A New Catalyst to Consider

OZMOSI’s data team uncovered a new catalyst during our analysis of conventional catalysts. The impact of a clinical trial start – and how performance predictions can be applied from it for short-term investments – was discovered during the process of developing another catalyst prediction model related to the outcomes of clinical trials, described in item two above.

Clinical Trial Starts – In many cases, the scan across the clinical trial period for relative stock performance peaks found that these peaks often occurred very early in the clinical trial period, typically within the first 28 days, but most often within the first 17 days. After further analysis, our team at OZMOSI determined that this phenomenon was quite predictable and that the timing was much easier to predict than the timing for reported outcomes. Just like our predictions for the relative stock price impact of trial completions, our predictions of “outperform” and “underperform” for clinical trial starts have been more than 70% accurate for each of the last 10 years in back-testing.

How We Use Data to Address the Clinical Trial Start Catalyst Events

Our data is refreshed daily with new clinical trials – as well as updates to ongoing trials – and then processed to provide a clean version of the data elements described above and many more. Once processed, this data can be aggregated at the company level to provide a clear picture of every pharmaceutical company’s development pipeline.

For every clinical trial, we provide the original data as it exists in the clinical trial registry, as well as the additional processed data elements and model predictions. The process captures and stores not only every clinical trial but also every version of that trial. With an average of ten versions for each clinical trial, this data is ideal for developing any number of machine-learning approaches for outcome prediction. The potential use cases for this data in modeling, prediction, and data reporting are boundless.
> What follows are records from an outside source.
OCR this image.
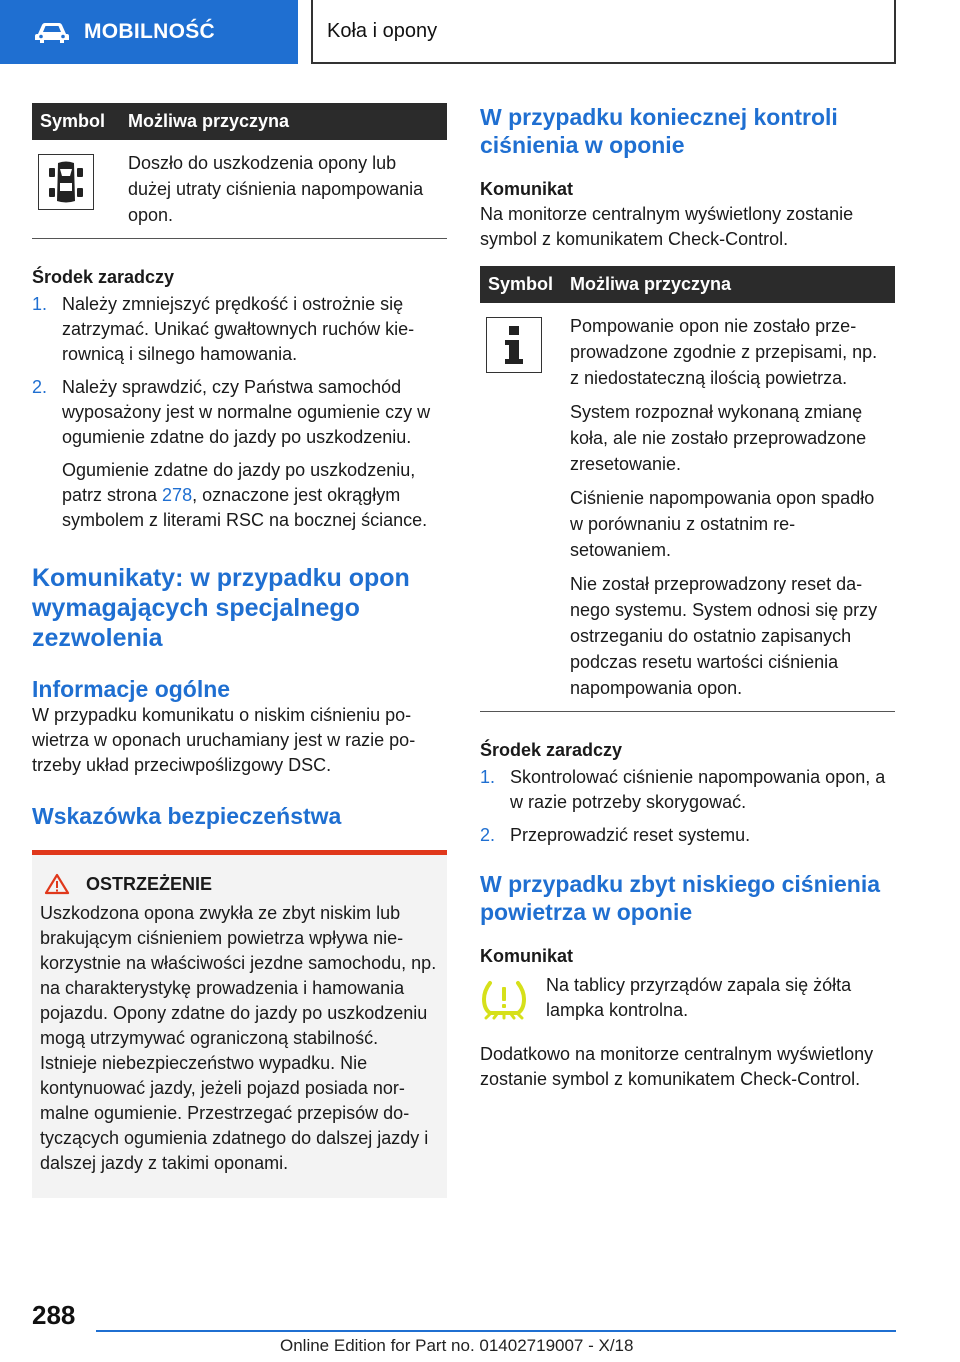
MOBILNOŚĆ	Koła i opony
Symbol	Możliwa przyczyna

	Doszło do uszkodzenia opony lub dużej utraty ciśnienia napompowania opon.
Środek zaradczy
1. Należy zmniejszyć prędkość i ostrożnie się zatrzymać. Unikać gwałtownych ruchów kierownicą i silnego hamowania.
2. Należy sprawdzić, czy Państwa samochód wyposażony jest w normalne ogumienie czy w ogumienie zdatne do jazdy po uszkodzeniu.

Ogumienie zdatne do jazdy po uszkodzeniu, patrz strona 278, oznaczone jest okrągłym symbolem z literami RSC na bocznej ściance.

Komunikaty: w przypadku opon wymagających specjalnego zezwolenia
Informacje ogólne

W przypadku komunikatu o niskim ciśnieniu powietrza w oponach uruchamiany jest w razie potrzeby układ przeciwpoślizgowy DSC.

Wskazówka bezpieczeństwa
OSTRZEŻENIE

Uszkodzona opona zwykła ze zbyt niskim lub brakującym ciśnieniem powietrza wpływa niekorzystnie na właściwości jezdne samochodu, np. na charakterystykę prowadzenia i hamowania pojazdu. Opony zdatne do jazdy po uszkodzeniu mogą utrzymywać ograniczoną stabilność. Istnieje niebezpieczeństwo wypadku. Nie kontynuować jazdy, jeżeli pojazd posiada normalne ogumienie. Przestrzegać przepisów dotyczących ogumienia zdatnego do dalszej jazdy i dalszej jazdy z takimi oponami.

W przypadku koniecznej kontroli ciśnienia w oponie
Komunikat

Na monitorze centralnym wyświetlony zostanie symbol z komunikatem Check-Control.

Symbol	Możliwa przyczyna

Pompowanie opon nie zostało przeprowadzone zgodnie z przepisami, np. z niedostateczną ilością powietrza.

System rozpoznał wykonaną zmianę koła, ale nie zostało przeprowadzone zresetowanie.

Ciśnienie napompowania opon spadło w porównaniu z ostatnim resetowaniem.

Nie został przeprowadzony reset danego systemu. System odnosi się przy ostrzeganiu do ostatnio zapisanych podczas resetu wartości ciśnienia napompowania opon.

Środek zaradczy
1. Skontrolować ciśnienie napompowania opon, a w razie potrzeby skorygować.
2. Przeprowadzić reset systemu.
W przypadku zbyt niskiego ciśnienia powietrza w oponie
Komunikat

Na tablicy przyrządów zapala się żółta lampka kontrolna.

Dodatkowo na monitorze centralnym wyświetlony zostanie symbol z komunikatem Check-Control.

288
Online Edition for Part no. 01402719007 - X/18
Introducing RSPTS – Relative Stock Performance of Trial Starts

For our trial start catalyst predictions, our data contains roughly a half dozen new trial announcements every day with a company-based prediction of relative stock performance based on the trial start and a confidence interval for that prediction. Our predictions model is trained using a subset of data from our database in combination with company stock information.

A Grid Search meta-estimator from the Scikit-Learn library simulates all possible parameters in search of the best approach for our Random Forest Classifier model. Our models are updated regularly and cataloged to maintain a point-in-time reference. In general, the importance of features remains stable across models. In order of importance from greatest to least, the data elements with the highest relevance to the model are the length of the clinical trial, the company conducting the trial, disease area, phase, and company stock price trend the week prior to trial start.

Chart of Company Performance Predictions Based on Clinical Trial Start Predictions as a catalyst event

Typically, most of these predictions trend towards “outperforming” the market, and this outperformance has been the primary focus of our research to date. However, there are opportunities to explore underperformance predictions when used alone or in combination with other models.

Conclusion

For pharma and biotech companies, particularly smaller ones, the bulk of their earnings reports are focused on the clinical progression of their potential products. Depending on the number of products they have in development and other factors related to the disease areas of their products, these clinical outcomes can have a significant short- to medium-term impact on their stock price.

While there is certainly a good deal of noise and external influences on stock prices for pharmaceutical and biotech companies, there are also several clear and predictable catalyst events that occur with reliable frequency when applying the appropriate alternative data for this marketplace. Using RSPTS and OZMOSI’s next-generation data and analytics capabilities, our clients can identify and proactively prepare for catalyst events, giving them insight and an advantage when developing budget forecasts, building out pipelines, and expanding portfolios that will outperform the pharmaceutical and biotech markets.